L’information transmise porte sur la durée du maintien de la couverture santé et prévoyance, les démarches à suivre pour en bénéficier, ainsi que le nom de l’organisme assureur. Le salarié reçoit généralement ces éléments avec son certificat de travail.
Pour continuer à bénéficier des garanties après la fin du contrat de travail, trois conditions doivent être réunies :
Le salarié était bien couvert par le contrat collectif au moment de son départ ;
La rupture du contrat ouvre droit aux allocations chômage ;
Il est bien pris en compte par l’Assurance chômage.
Le salarié n’a pas à effectuer de démarche : l’entreprise devra simplement signaler à l’assureur qu’il peut bénéficier de cette portabilité. Elle ne s’applique pas en cas de faute lourde ou si le salarié ne perçoit pas d’indemnisation.

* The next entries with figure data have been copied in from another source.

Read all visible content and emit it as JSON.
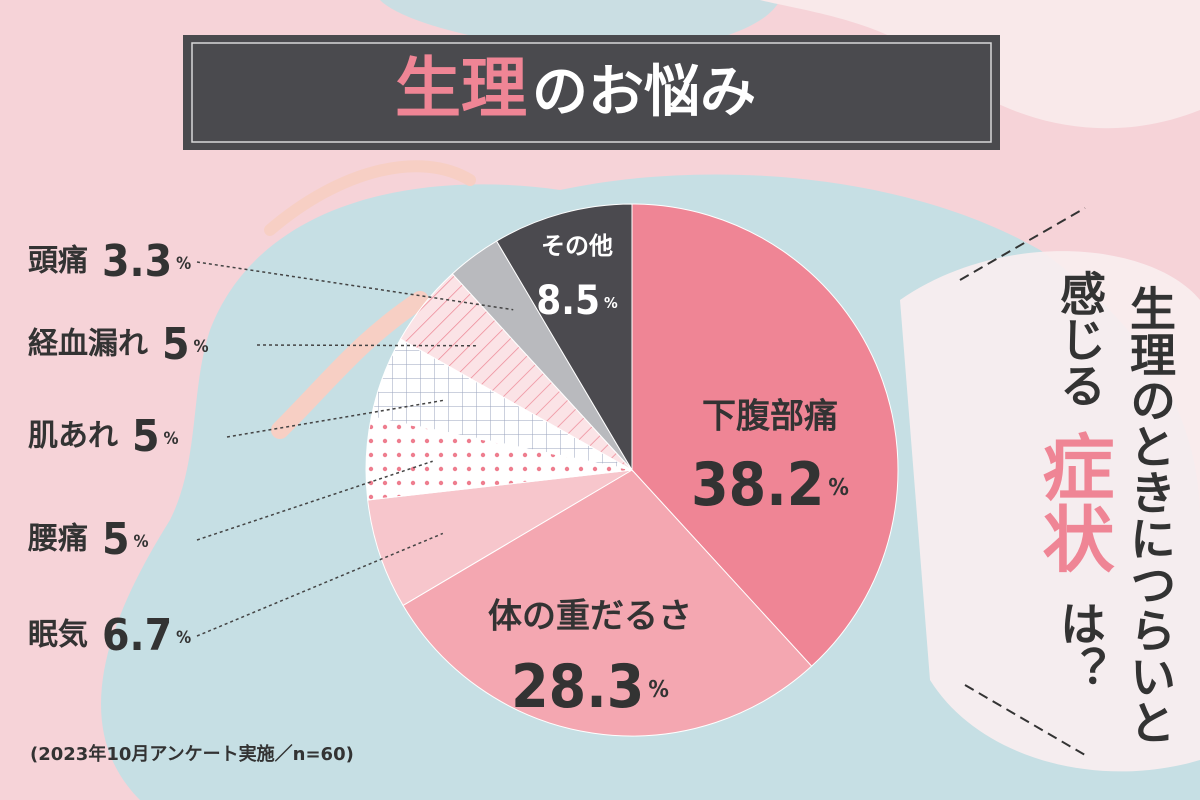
{
  "chart_data": {
    "type": "pie",
    "title_accent": "生理",
    "title": "のお悩み",
    "side_text": [
      "生理のときにつらいと",
      "感じる",
      "症状",
      "は？"
    ],
    "note": "(2023年10月アンケート実施／n=60)",
    "unit": "%",
    "categories": [
      "下腹部痛",
      "体の重だるさ",
      "眠気",
      "腰痛",
      "肌あれ",
      "経血漏れ",
      "頭痛",
      "その他"
    ],
    "values": [
      38.2,
      28.3,
      6.7,
      5,
      5,
      5,
      3.3,
      8.5
    ],
    "colors": [
      "#ef8595",
      "#f4a7b1",
      "#f7c6cc",
      "#ee7d8e",
      "#9aa3bd",
      "#ee8b99",
      "#b9babe",
      "#4b4a4f"
    ],
    "patterns": [
      "solid",
      "solid",
      "solid",
      "dots",
      "grid",
      "stripes",
      "solid",
      "solid"
    ]
  }
}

La durée de la portabilité dépend du dernier contrat de travail. Elle est égale à la durée de ce contrat, dans la limite de 12 mois. Ainsi, un contrat de 8 mois donne droit à 8 mois de maintien, sans pouvoir dépasser 12 mois.
Cette période commence à la date de fin du contrat de travail et prend fin automatiquement si le salarié retrouve un emploi. Le maintien des garanties est gratuit pour l’ancien salarié : il est financé par la mutualisation avec les salariés actifs.
Aucune formalité n’est exigée pour activer la portabilité, sauf si l’organisme demande une attestation d’ouverture des droits au chômage. Si le salarié ne peut pas en bénéficier ou si cette portabilité arrive à son terme, il peut souscrire une mutuelle individuelle.
Certains assureurs proposent un contrat de sortie spécifique (souvent appelé “loi Évin”) pour continuer à être couvert. Ces offres permettent, cas échéant, de conserver des garanties similaires, mais les cotisations peuvent être plus élevées.
Le droit du salarié à la portabilité dépend de la nature de la rupture. Il est valable notamment en cas de :
- Fin de CDD ;
- Licenciement (hors faute lourde) ;
- Rupture conventionnelle ;
- Démission légitime, comme reconnue par Pôle emploi.
En revanche, ce droit ne s’applique pas si le salarié ne peut pas justifier de droits au chômage. Pendant la durée de portabilité, l’ancienne entreprise n’a aucune cotisation supplémentaire à régler. Le financement est intégré dans les cotisations versées par les salariés actifs.